Investigating the effect of population stratification in the UK on genome-wide assocation studies
Principal Investigator:
Dr Mark Iles
Approved Research ID:
13685
Approval date:
August 24th 2015
Lay summary
Genetic association studies aim to identify genetic variants differing in frequency between cases and controls. If cases and controls are from distinct locations, any genetic frequency differences between the two will generate spurious association. Statistical methods exist to adjust for this, but will be less effective as studies become larger and more subtle levels of ?population stratification? (as in the UK) affect results. This project aims to quantify the extent to which population stratification in the UK can affect genetic association studies and develop statistical approaches to correct for it. This is applicable to any common genetically-influenced trait. It is vital that genetic association studies are correctly designed and analysed so that they do not generate spurious results. This would have an adverse impact on the understanding of disease genetics and potentially on areas such as genetic risk prediction. Our research aims to develop methods to avoid this. I will simulate case-control data unrelated to disease by randomly sampling individuals (and their genotypes) from UK Biobank.
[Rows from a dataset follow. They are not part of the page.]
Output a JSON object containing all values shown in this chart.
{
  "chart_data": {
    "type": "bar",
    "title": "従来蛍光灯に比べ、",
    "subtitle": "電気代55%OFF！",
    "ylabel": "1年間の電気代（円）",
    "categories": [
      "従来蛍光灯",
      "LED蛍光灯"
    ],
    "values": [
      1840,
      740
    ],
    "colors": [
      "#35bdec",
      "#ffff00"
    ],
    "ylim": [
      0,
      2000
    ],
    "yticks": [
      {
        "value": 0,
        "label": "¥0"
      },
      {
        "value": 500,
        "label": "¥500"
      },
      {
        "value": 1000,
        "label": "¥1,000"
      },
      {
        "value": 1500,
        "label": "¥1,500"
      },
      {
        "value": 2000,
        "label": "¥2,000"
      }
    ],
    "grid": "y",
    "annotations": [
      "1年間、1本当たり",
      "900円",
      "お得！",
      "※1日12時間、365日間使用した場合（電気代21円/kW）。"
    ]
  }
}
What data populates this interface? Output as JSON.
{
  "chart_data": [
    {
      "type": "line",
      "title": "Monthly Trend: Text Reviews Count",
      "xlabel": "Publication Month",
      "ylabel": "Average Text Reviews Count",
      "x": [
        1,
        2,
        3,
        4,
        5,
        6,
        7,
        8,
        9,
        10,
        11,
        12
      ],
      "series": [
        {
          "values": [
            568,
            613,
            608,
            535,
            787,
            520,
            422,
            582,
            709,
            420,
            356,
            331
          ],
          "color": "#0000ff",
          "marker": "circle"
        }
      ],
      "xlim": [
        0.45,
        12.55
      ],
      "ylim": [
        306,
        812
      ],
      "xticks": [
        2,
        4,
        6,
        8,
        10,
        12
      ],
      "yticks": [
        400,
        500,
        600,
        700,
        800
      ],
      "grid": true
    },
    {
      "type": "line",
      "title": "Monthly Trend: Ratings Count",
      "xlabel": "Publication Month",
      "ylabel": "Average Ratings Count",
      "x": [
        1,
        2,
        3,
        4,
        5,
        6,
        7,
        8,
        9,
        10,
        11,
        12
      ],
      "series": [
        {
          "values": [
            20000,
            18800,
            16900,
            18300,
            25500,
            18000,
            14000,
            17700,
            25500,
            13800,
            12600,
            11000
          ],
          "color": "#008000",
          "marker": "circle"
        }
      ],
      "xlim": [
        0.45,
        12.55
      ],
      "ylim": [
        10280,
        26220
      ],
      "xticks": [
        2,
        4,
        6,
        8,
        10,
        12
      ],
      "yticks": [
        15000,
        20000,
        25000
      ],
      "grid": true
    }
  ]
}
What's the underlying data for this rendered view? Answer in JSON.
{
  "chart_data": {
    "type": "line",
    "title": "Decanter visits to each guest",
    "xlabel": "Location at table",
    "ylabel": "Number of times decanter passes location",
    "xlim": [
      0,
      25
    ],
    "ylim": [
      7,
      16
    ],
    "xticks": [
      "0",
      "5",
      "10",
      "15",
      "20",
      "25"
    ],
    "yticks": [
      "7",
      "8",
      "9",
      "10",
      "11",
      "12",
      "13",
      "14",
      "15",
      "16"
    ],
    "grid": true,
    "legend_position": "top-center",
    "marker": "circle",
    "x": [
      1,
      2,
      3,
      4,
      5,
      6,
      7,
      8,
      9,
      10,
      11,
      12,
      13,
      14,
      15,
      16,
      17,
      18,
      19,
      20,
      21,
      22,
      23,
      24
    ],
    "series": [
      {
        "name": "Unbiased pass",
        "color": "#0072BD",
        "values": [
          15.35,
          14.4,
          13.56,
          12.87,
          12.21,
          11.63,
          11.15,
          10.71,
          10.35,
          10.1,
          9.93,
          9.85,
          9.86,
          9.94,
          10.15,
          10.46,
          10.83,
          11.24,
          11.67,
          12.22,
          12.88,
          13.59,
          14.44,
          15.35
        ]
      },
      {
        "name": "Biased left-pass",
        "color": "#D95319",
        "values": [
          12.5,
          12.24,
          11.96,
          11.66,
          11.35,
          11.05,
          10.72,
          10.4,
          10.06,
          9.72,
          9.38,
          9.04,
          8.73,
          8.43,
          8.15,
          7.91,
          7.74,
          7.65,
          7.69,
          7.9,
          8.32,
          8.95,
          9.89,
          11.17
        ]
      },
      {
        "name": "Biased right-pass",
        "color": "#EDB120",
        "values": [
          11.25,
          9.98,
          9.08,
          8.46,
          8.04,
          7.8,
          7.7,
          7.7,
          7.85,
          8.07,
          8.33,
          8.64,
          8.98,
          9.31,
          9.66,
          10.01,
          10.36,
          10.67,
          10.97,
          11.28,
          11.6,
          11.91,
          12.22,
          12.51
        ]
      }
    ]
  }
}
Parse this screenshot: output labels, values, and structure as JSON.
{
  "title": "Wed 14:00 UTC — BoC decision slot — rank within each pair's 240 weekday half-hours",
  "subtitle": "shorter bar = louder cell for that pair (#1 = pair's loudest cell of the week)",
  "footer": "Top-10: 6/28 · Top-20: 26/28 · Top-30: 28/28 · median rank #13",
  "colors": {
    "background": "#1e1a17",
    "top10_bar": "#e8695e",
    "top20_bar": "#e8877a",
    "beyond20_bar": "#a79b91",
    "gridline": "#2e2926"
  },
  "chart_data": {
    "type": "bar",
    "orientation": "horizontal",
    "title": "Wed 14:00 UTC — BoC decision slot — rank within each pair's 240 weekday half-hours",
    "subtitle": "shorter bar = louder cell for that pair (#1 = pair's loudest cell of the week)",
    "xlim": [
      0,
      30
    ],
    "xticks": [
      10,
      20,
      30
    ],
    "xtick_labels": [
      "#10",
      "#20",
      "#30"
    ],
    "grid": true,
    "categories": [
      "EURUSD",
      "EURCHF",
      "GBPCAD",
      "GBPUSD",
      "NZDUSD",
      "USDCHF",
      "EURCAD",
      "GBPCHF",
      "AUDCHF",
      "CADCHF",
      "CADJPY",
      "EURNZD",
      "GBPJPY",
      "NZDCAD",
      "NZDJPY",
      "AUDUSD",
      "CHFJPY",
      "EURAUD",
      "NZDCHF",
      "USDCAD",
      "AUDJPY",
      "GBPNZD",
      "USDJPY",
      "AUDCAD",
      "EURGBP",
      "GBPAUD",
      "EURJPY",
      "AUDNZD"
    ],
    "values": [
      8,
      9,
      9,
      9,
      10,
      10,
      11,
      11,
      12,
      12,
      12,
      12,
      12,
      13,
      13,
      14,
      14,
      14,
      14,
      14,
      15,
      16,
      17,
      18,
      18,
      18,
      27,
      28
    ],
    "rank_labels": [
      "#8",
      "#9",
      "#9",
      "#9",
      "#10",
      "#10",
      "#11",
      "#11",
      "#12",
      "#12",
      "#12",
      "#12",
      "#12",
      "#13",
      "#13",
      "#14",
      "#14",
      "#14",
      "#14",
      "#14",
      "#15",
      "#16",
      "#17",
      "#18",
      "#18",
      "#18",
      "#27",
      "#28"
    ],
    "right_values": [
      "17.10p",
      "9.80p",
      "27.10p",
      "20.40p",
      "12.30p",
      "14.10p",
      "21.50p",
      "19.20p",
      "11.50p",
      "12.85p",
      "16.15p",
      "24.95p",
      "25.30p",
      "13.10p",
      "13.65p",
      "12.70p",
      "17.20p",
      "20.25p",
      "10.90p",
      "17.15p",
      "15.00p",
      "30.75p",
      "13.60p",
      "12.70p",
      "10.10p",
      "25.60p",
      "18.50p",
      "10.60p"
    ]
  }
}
Population stratification can be simulated by sampling an excess of cases from one collection centre and an excess of controls from another. Statistical tests of genetic association can be conducted on the dataset, with and without correction for stratification. This whole process of random sampling followed by analysis is then repeated many times to give an estimate of how often false positive disease/gene results are generated under different degrees of stratification, oversampling and stratification-correction. To investigate subtle stratification effects requires a large sample size. I previously thought the entire dataset of 500,000 would be unmanageable. However, recent emails suggest this is not so. The advantange of having the whole dataset is that GWAS-sized case-control sets (several thousand people) from specific centres/areas can be studied and validated in independent samples from the same centres/areas. These numbers will ensure sufficient control samples from each centre, when investigating the effect of stratification when genuine genetic case-control signals are present (with 'genuine' cases). Thus I would like genotype data on all samples.